A good portion of LibreSSL's patches are in the form of removing code for dead platforms like VAX/VMS and OS/2, problematic wrappers like openssl_malloc() or patching the everything-on-by-default approach that OpenSSL takes. The OpenSSL team actively refuses any such patches, which is why LibreSSL was forked in the first place.
> Or instead of just forking OpenSSL then should help develop/submit patches to OpenSSL and improve the existing code base.

Part of the early LibreSSL work was auditing and merging security patches which had been in the OpenSSL tracker for months or years.

Do LibreSSL and OpenSSL have the same goals? Do they both want to support the same features/hardware/etc.? If LibreSSL remove something because it's not needed for what LibreSSL wants to support, but OpenSSL does want to support it, then what should happen? Should it be removed? Or not?
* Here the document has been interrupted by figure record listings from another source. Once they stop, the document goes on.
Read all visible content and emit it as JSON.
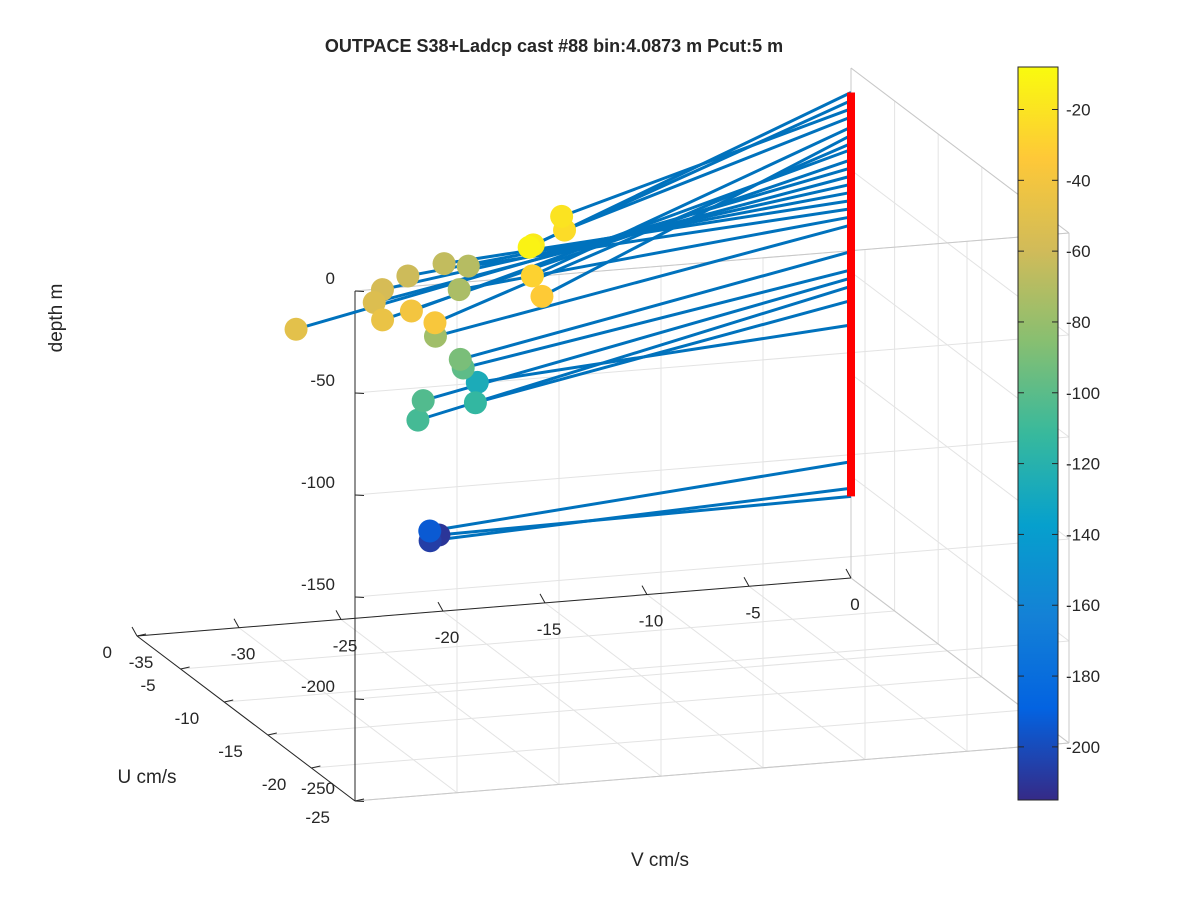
{
  "chart_data": {
    "type": "scatter",
    "title": "OUTPACE S38+Ladcp cast #88 bin:4.0873 m  Pcut:5 m",
    "xlabel": "V cm/s",
    "ylabel": "U cm/s",
    "zlabel": "depth m",
    "xlim": [
      -35,
      0
    ],
    "ylim": [
      -25,
      0
    ],
    "zlim": [
      -250,
      0
    ],
    "x_ticks": [
      "-35",
      "-30",
      "-25",
      "-20",
      "-15",
      "-10",
      "-5",
      "0"
    ],
    "y_ticks": [
      "-25",
      "-20",
      "-15",
      "-10",
      "-5",
      "0"
    ],
    "z_ticks": [
      "0",
      "-50",
      "-100",
      "-150",
      "-200",
      "-250"
    ],
    "grid": true,
    "colormap": "parula",
    "colorbar": {
      "range": [
        -215,
        -8
      ],
      "ticks": [
        "-20",
        "-40",
        "-60",
        "-80",
        "-100",
        "-120",
        "-140",
        "-160",
        "-180",
        "-200"
      ],
      "placement": "right"
    },
    "origin_line": {
      "x": 0,
      "y": 0,
      "z_range": [
        -210,
        -12
      ],
      "color": "#ff0000"
    },
    "stick_color": "#0072bd",
    "points": [
      {
        "v": -23.3,
        "u": -17.6,
        "depth": -12
      },
      {
        "v": -22.5,
        "u": -16.2,
        "depth": -16
      },
      {
        "v": -19.1,
        "u": -11.5,
        "depth": -20
      },
      {
        "v": -19.3,
        "u": -12.3,
        "depth": -24
      },
      {
        "v": -22.8,
        "u": -16.8,
        "depth": -29
      },
      {
        "v": -23.1,
        "u": -18.6,
        "depth": -33
      },
      {
        "v": -28.9,
        "u": -19.9,
        "depth": -37
      },
      {
        "v": -28.9,
        "u": -17.2,
        "depth": -40
      },
      {
        "v": -30.1,
        "u": -16.7,
        "depth": -45
      },
      {
        "v": -34.0,
        "u": -15.9,
        "depth": -49
      },
      {
        "v": -28.5,
        "u": -12.0,
        "depth": -53
      },
      {
        "v": -26.9,
        "u": -9.2,
        "depth": -57
      },
      {
        "v": -24.5,
        "u": -6.5,
        "depth": -61
      },
      {
        "v": -21.7,
        "u": -4.1,
        "depth": -65
      },
      {
        "v": -20.3,
        "u": -3.6,
        "depth": -69
      },
      {
        "v": -21.6,
        "u": -5.6,
        "depth": -73
      },
      {
        "v": -24.9,
        "u": -10.6,
        "depth": -77
      },
      {
        "v": -23.6,
        "u": -10.4,
        "depth": -90
      },
      {
        "v": -22.9,
        "u": -9.1,
        "depth": -99
      },
      {
        "v": -26.1,
        "u": -12.0,
        "depth": -103
      },
      {
        "v": -27.0,
        "u": -13.5,
        "depth": -107
      },
      {
        "v": -22.6,
        "u": -9.8,
        "depth": -114
      },
      {
        "v": -19.9,
        "u": -3.7,
        "depth": -126
      },
      {
        "v": -22.7,
        "u": -4.8,
        "depth": -193
      },
      {
        "v": -21.7,
        "u": -2.5,
        "depth": -206
      },
      {
        "v": -20.5,
        "u": -0.7,
        "depth": -210
      }
    ]
  }
}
Different projects can have different goals.

And they could have found the security bugs and report them to OpenSSL even after they forked. If they actually did some serious security investigations of the code they took and kept in their fork, it should be natural to discover such issues and not just wait for others to find them in OpenSSL.

Does anybody know of any such report?

While I generally agree that this should be done, I'd also like to point out that many (most?) security fixes in LibreSSL are really "side effects" from trowing away lots of code, or cleaning it up.
That's my impression too, that they threw away a lot and replaced a few functions with the "good-practice in OpenSSL" ones, but otherwise haven't changed too much, so the code base can be easier to maintain but is not necessary "the" solution some believe it is.